Juno’s screenplay and soundtrack are its most-discussed features, but the cultural urge to diminish the film to a series of quippy exchanges and kooky songs–especially as it ages into a bullet point in film history–reveals a fundamental misunderstanding of the story itself. Juno loves Dario Argento movies and The Runaways, has freaky drawings and collages of magazine clippings on her bedroom wall and talks to her best friend Leah (Olivia Thirlby) in proto-meme culture oddball slang. These details aren’t just window dressing meant to make the movie seem cool and different–for Diablo Cody and many other young women, they’re personal and real and rarely portrayed on screen. Despite what some criticized as “hyper-stylized” dialogue, in 2007, Juno MacGuff felt fully realized in a way that few other female teens on film had before. For viewers (including myself) who saw Juno when they were teenagers, Page’s character became a kind of patron saint, a reassurance to any girl who had never been told that her strong personality or enthusiastic curiosity or disinterest in the status quo was okay.

Underneath all the comedy and funkiness, Juno was and is also one hell of a coming-of-age story. Our self-possessed protagonist is at many points nonplussed by her pregnancy–the event that we’d expect to be the driving force behind her character development–and is instead focused on making it through high school and romance drama with the baby’s dad, Paulie Bleeker (Michael Cera). Her true push into adulthood comes late in the film, when Mark Loring, the baby’s potential adoptive father (Jason Bateman in an underrated performance), implies that he has feelings for Juno and plans to leave his wife Vanessa (Jennifer Garner) for her. Juno is blindsided by this revelation–like kids do, she thought Mark was just a cool older friend who liked the same stuff she did. After leaving the Lorings and their quickly crumbling marriage, she pulls over on the side of the freeway to cry.

Juno

It’s what people call ugly crying, the uncomfortable, uncontrolled kind where you worry you might start hyperventilating, and Juno’s doing it inside a minivan in the dead of winter while heavily pregnant. There’s no cute musical cue or dialogue, and the scene only lasts about a minute. This moment is not what people talk about when they talk about Juno, but it’s tremendously powerful. It’s a moment of painfully forced growth that hurts to watch, as our hero finally understands that the world around her is so much darker and more complex and adult than she had thought. Fighting off disappointment, shock, and likely frustration at her own naivety, Juno gives herself a moment of grief for the spiritual end of her childhood before regaining her composure.
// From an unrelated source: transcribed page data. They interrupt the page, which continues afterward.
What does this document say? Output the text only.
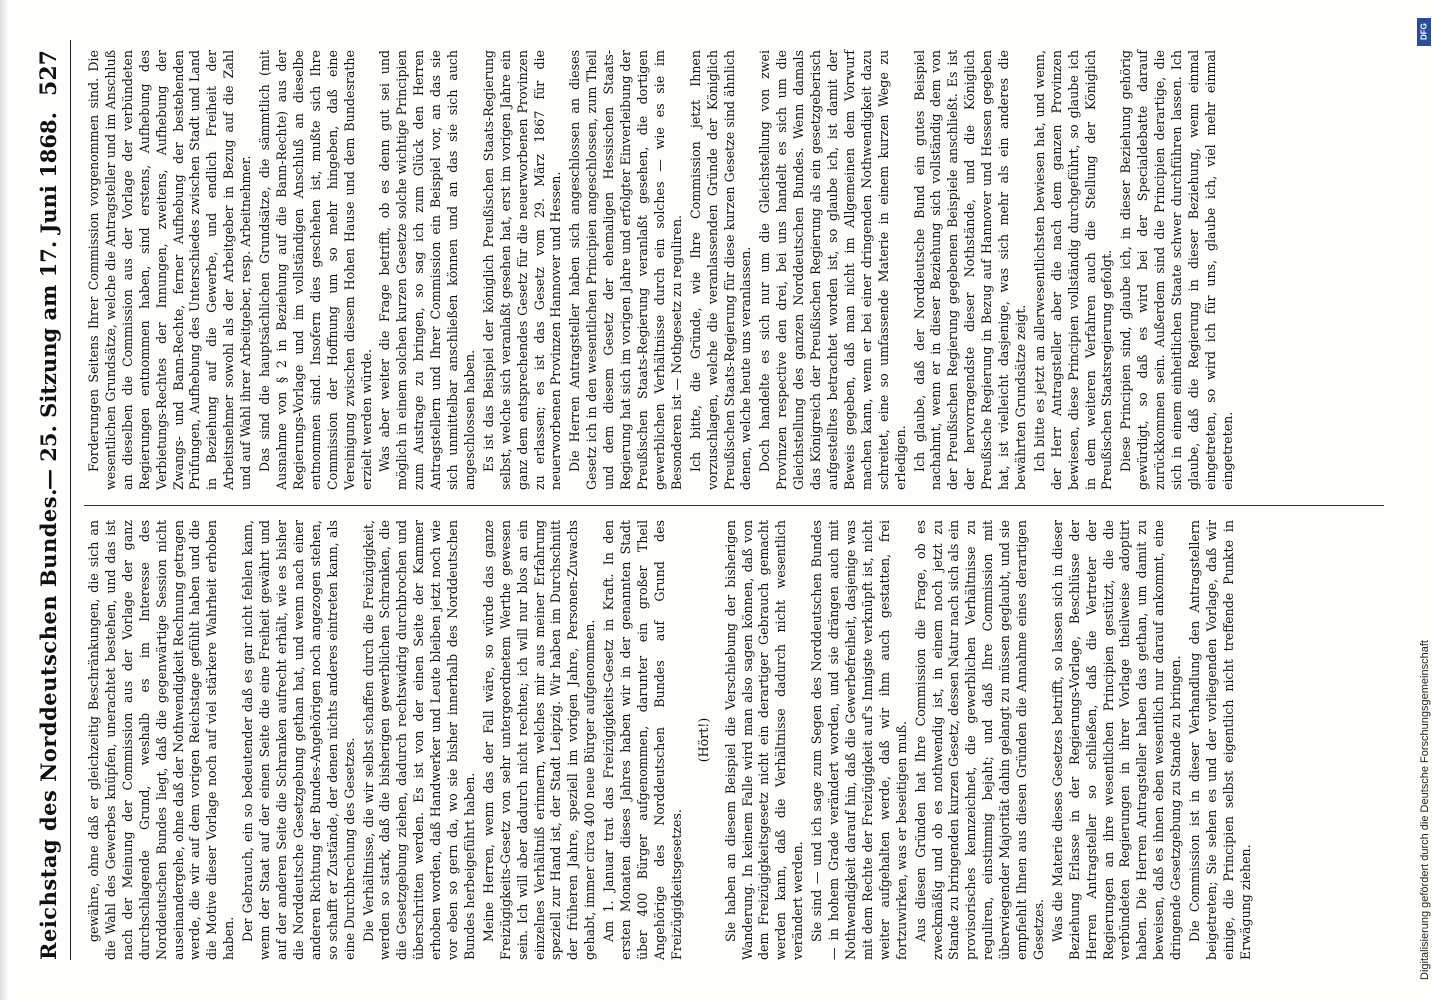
Reichstag des Norddeutschen Bundes.
— 25. Sitzung am 17. Juni 1868.
527

gewähre, ohne daß er gleichzeitig Beschränkungen, die sich an die Wahl des Gewerbes knüpfen, unerachtet bestehen, und das ist nach der Meinung der Commission aus der Vorlage der ganz durchschlagende Grund, weshalb es im Interesse des Norddeutschen Bundes liegt, daß die gegenwärtige Session nicht auseinandergehe, ohne daß der Nothwendigkeit Rechnung getragen werde, die wir auf dem vorigen Reichstage gefühlt haben und die die Motive dieser Vorlage noch auf viel stärkere Wahrheit erhoben haben. Der Gebrauch, ein so bedeutender daß es gar nicht fehlen kann, wenn der Staat auf der einen Seite die eine Freiheit gewährt und auf der anderen Seite die Schranken aufrecht erhält, wie es bisher die Norddeutsche Gesetzgebung gethan hat, und wenn nach einer anderen Richtung der Bundes-Angehörigen noch angezogen stehen, so schafft er Zustände, der denen nichts anderes eintreten kann, als eine Durchbrechung des Gesetzes. Die Verhältnisse, die wir selbst schaffen durch die Freizügigkeit, werden so stark, daß die bisherigen gewerblichen Schranken, die die Gesetzgebung ziehen, dadurch rechtswidrig durchbrochen und überschritten werden. Es ist von der einen Seite der Kammer erhoben worden, daß Handwerker und Leute bleiben jetzt noch wie vor eben so gern da, wo sie bisher innerhalb des Norddeutschen Bundes herbeigeführt haben. Meine Herren, wenn das der Fall wäre, so würde das ganze Freizügigkeits-Gesetz von sehr untergeordnetem Werthe gewesen sein. Ich will aber dadurch nicht rechten; ich will nur blos an ein einzelnes Verhältniß erinnern, welches mir aus meiner Erfahrung speziell zur Hand ist, der Stadt Leipzig. Wir haben im Durchschnitt der früheren Jahre, speziell im vorigen Jahre, Personen-Zuwachs gehabt, immer circa 400 neue Bürger aufgenommen. Am 1. Januar trat das Freizügigkeits-Gesetz in Kraft. In den ersten Monaten dieses Jahres haben wir in der genannten Stadt über 400 Bürger aufgenommen, darunter ein großer Theil Angehörige des Norddeutschen Bundes auf Grund des Freizügigkeitsgesetzes.

(Hört!) Sie haben an diesem Beispiel die Verschiebung der bisherigen Wanderung. In keinem Falle wird man also sagen können, daß von dem Freizügigkeitsgesetz nicht ein derartiger Gebrauch gemacht werden kann, daß die Verhältnisse dadurch nicht wesentlich verändert werden. Sie sind — und ich sage zum Segen des Norddeutschen Bundes — in hohem Grade verändert worden, und sie drängen auch mit Nothwendigkeit darauf hin, daß die Gewerbefreiheit, dasjenige was mit dem Rechte der Freizügigkeit auf's Innigste verknüpft ist, nicht weiter aufgehalten werde, daß wir ihm auch gestatten, frei fortzuwirken, was er beseitigen muß. Aus diesen Gründen hat Ihre Commission die Frage, ob es zweckmäßig und ob es nothwendig ist, in einem noch jetzt zu Stande zu bringenden kurzen Gesetz, dessen Natur nach sich als ein provisorisches kennzeichnet, die gewerblichen Verhältnisse zu reguliren, einstimmig bejaht; und daß Ihre Commission mit überwiegender Majorität dahin gelangt zu müssen geglaubt, und sie empfiehlt Ihnen aus diesen Gründen die Annahme eines derartigen Gesetzes. Was die Materie dieses Gesetzes betrifft, so lassen sich in dieser Beziehung Erlasse in der Regierungs-Vorlage, Beschlüsse der Herren Antragsteller so schließen, daß die Vertreter der Regierungen an ihre wesentlichen Principien gestützt, die die verbündeten Regierungen in ihrer Vorlage theilweise adoptirt haben. Die Herren Antragsteller haben das gethan, um damit zu beweisen, daß es ihnen eben wesentlich nur darauf ankommt, eine dringende Gesetzgebung zu Stande zu bringen. Die Commission ist in dieser Verhandlung den Antragstellern beigetreten; Sie sehen es und der vorliegenden Vorlage, daß wir einige, die Principien selbst eigentlich nicht treffende Punkte in Erwägung ziehen.

Forderungen Seitens Ihrer Commission vorgenommen sind. Die wesentlichen Grundsätze, welche die Antragsteller und im Anschluß an dieselben die Commission aus der Vorlage der verbündeten Regierungen entnommen haben, sind erstens, Aufhebung des Verbietungs-Rechtes der Innungen, zweitens, Aufhebung der Zwangs- und Bann-Rechte, ferner Aufhebung der bestehenden Prüfungen, Aufhebung des Unterschiedes zwischen Stadt und Land in Beziehung auf die Gewerbe, und endlich Freiheit der Arbeitsnehmer sowohl als der Arbeitgeber in Bezug auf die Zahl und auf Wahl ihrer Arbeitgeber, resp. Arbeitnehmer. Das sind die hauptsächlichen Grundsätze, die sämmtlich (mit Ausnahme von § 2 in Beziehung auf die Bann-Rechte) aus der Regierungs-Vorlage und im vollständigen Anschluß an dieselbe entnommen sind. Insofern dies geschehen ist, mußte sich Ihre Commission der Hoffnung um so mehr hingeben, daß eine Vereinigung zwischen diesem Hohen Hause und dem Bundesrathe erzielt werden würde. Was aber weiter die Frage betrifft, ob es denn gut sei und möglich in einem solchen kurzen Gesetze solche wichtige Principien zum Austrage zu bringen, so sag ich zum Glück den Herren Antragstellern und Ihrer Commission ein Beispiel vor, an das sie sich unmittelbar anschließen können und an das sie sich auch angeschlossen haben. Es ist das Beispiel der königlich Preußischen Staats-Regierung selbst, welche sich veranlaßt gesehen hat, erst im vorigen Jahre ein ganz dem entsprechendes Gesetz für die neuerworbenen Provinzen zu erlassen; es ist das Gesetz vom 29. März 1867 für die neuerworbenen Provinzen Hannover und Hessen. Die Herren Antragsteller haben sich angeschlossen an dieses Gesetz ich in den wesentlichen Principien angeschlossen, zum Theil und dem diesem Gesetz der ehemaligen Hessischen Staats-Regierung hat sich im vorigen Jahre und erfolgter Einverleibung der Preußischen Staats-Regierung veranlaßt gesehen, die dortigen gewerblichen Verhältnisse durch ein solches — wie es sie im Besonderen ist — Nothgesetz zu reguliren. Ich bitte, die Gründe, wie Ihre Commission jetzt Ihnen vorzuschlagen, welche die veranlassenden Gründe der Königlich Preußischen Staats-Regierung für diese kurzen Gesetze sind ähnlich denen, welche heute uns veranlassen. Doch handelte es sich nur um die Gleichstellung von zwei Provinzen respective den drei, bei uns handelt es sich um die Gleichstellung des ganzen Norddeutschen Bundes. Wenn damals das Königreich der Preußischen Regierung als ein gesetzgeberisch aufgestelltes betrachtet worden ist, so glaube ich, ist damit der Beweis gegeben, daß man nicht im Allgemeinen dem Vorwurf machen kann, wenn er bei einer dringenden Nothwendigkeit dazu schreitet, eine so umfassende Materie in einem kurzen Wege zu erledigen. Ich glaube, daß der Norddeutsche Bund ein gutes Beispiel nachahmt, wenn er in dieser Beziehung sich vollständig dem von der Preußischen Regierung gegebenen Beispiele anschließt. Es ist der hervorragendste dieser Nothstände, und die Königlich Preußische Regierung in Bezug auf Hannover und Hessen gegeben hat, ist vielleicht dasjenige, was sich mehr als ein anderes die bewährten Grundsätze zeigt. Ich bitte es jetzt an allerwesentlichsten bewiesen hat, und wenn, der Herr Antragsteller aber die nach dem ganzen Provinzen bewiesen, diese Principien vollständig durchgeführt, so glaube ich in dem weiteren Verfahren auch die Stellung der Königlich Preußischen Staatsregierung gefolgt. Diese Principien sind, glaube ich, in dieser Beziehung gehörig gewürdigt, so daß es wird bei der Specialdebatte darauf zurückkommen sein. Außerdem sind die Principien derartige, die sich in einem einheitlichen Staate schwer durchführen lassen. Ich glaube, daß die Regierung in dieser Beziehung, wenn einmal eingetreten, so wird ich für uns, glaube ich, viel mehr einmal eingetreten.

DFG
Digitalisierung gefördert durch die Deutsche Forschungsgemeinschaft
She returns later to the Loring house to leave a note letting Vanessa know she’s still committed to the adoption, and when her dad (JK Simmons) asks what she’s been up to that day, her answer is honest and a little bit heartbreaking: “Oh, just out dealing with things way beyond my maturity level.”

Juno is neither the first nor the last deeply felt film about a self-possessed, vibrant young woman to be beloved by some and mocked by others. Already, there has been a similar, if more minor backlash against Greta Gerwig’s Lady Bird, another coming-of-age film that feels personal and relatable to many women. Neither film is perfect–criticism of their lack of diversity is certainly warranted–but both have been dismissed by critical voices as overrated without regard for their specific power. Juno and other films like it manage to pull something previously unseen, unrepresented out of the hearts and minds of girls everywhere and put it on a screen 25 feet high for the world to celebrate. If that isn’t movie magic, I don’t know what is.